Autorretrato - Capítulo Treze - Dança

        Ah, minha querida dança! Amo-te tanto que chego a te odiar, e por tanto, odiar-me por completo. Gostaria de nunca ter te encontrado, pois agora já não existe mais desencontro possível.

        Desejaria que meus pés permanecessem no lugar se você não tivesse me dado a graça de voar sem sair do lugar. É uma magia muito custosa de se experimentar, gostaria que alguém desse esse aviso, mas não sei se serviria de algum juízo.

        Pergunto-me se já nascemos com algum defeito, se sentimos o cheiro dessa insana dança que nos seduz a mares de distância, e nos deixa a mercê, e nós seguimos na embarcação sem saber o porquê. Talvez essa tendência autodestrutiva já veio de berço.

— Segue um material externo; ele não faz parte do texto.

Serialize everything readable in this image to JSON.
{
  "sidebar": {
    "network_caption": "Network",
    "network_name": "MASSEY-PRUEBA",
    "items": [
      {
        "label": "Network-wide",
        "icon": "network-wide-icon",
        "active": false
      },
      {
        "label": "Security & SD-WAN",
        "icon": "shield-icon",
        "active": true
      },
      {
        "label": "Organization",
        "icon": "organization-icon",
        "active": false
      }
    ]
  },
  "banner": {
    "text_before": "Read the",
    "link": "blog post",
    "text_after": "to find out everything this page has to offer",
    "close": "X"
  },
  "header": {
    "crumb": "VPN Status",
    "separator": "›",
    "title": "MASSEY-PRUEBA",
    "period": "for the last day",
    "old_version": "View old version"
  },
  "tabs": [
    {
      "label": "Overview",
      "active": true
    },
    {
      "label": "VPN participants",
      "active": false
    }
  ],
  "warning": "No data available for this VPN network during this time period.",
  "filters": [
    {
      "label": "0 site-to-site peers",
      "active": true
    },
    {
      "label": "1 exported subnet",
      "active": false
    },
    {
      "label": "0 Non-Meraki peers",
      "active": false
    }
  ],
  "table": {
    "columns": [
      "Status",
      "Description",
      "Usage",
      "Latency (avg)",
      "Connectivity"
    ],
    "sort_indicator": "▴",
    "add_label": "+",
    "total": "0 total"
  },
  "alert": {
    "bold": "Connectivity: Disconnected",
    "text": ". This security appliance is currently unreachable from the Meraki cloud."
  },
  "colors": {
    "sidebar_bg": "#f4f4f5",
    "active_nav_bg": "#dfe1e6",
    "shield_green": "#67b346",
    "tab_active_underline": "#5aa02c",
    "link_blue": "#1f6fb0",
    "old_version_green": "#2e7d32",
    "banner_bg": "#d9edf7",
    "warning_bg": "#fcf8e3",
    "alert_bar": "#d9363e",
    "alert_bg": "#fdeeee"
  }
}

        Gostaria de estar mais feliz, de poder dizer que foi tudo como eu imaginava, mas foi melhor. Foi perfeito. Acho que encontrar essa perfeição nos deixa um tanto insanos, então nossa incredulidade impede um pouco aquela estúpida euforia descontrolada tomar conta da felicidade.

        A verdade é que nós chegamos ao final do arco-íris, então entendemos todo o caminho. Damos o primeiro salto sem paraquedas, e só nos damos conta dessa loucura na primeira queda. O problema é que a sensação é tão inebriante que escolhemos saltar novamente em plena consciência, arriscamos tudo o que temos por mais um segundo que seja. Talvez nossa maior indecência.

        Seguimos valsando, aos tropeços e recomeços, dando passos cada vez mais largos, perdendo todo o ritmo, enxergando o nosso íntimo. Gostaria de poder te deixar a qualquer instante, mas sei que nesse exato instante não saberia mais existir.

        Ah minha querida, queria ter forças para te findar. Amo-te tanto que te odeio, não percebi o momento em que nos tornamos uma síncrona batida. Talvez quando te dei minha carne e ossos, consciente dos destroços, quando não me importei com a voracidade da chama que vi ascendendo. Ah! Amo-te tanto que chega a me dar uma tristeza.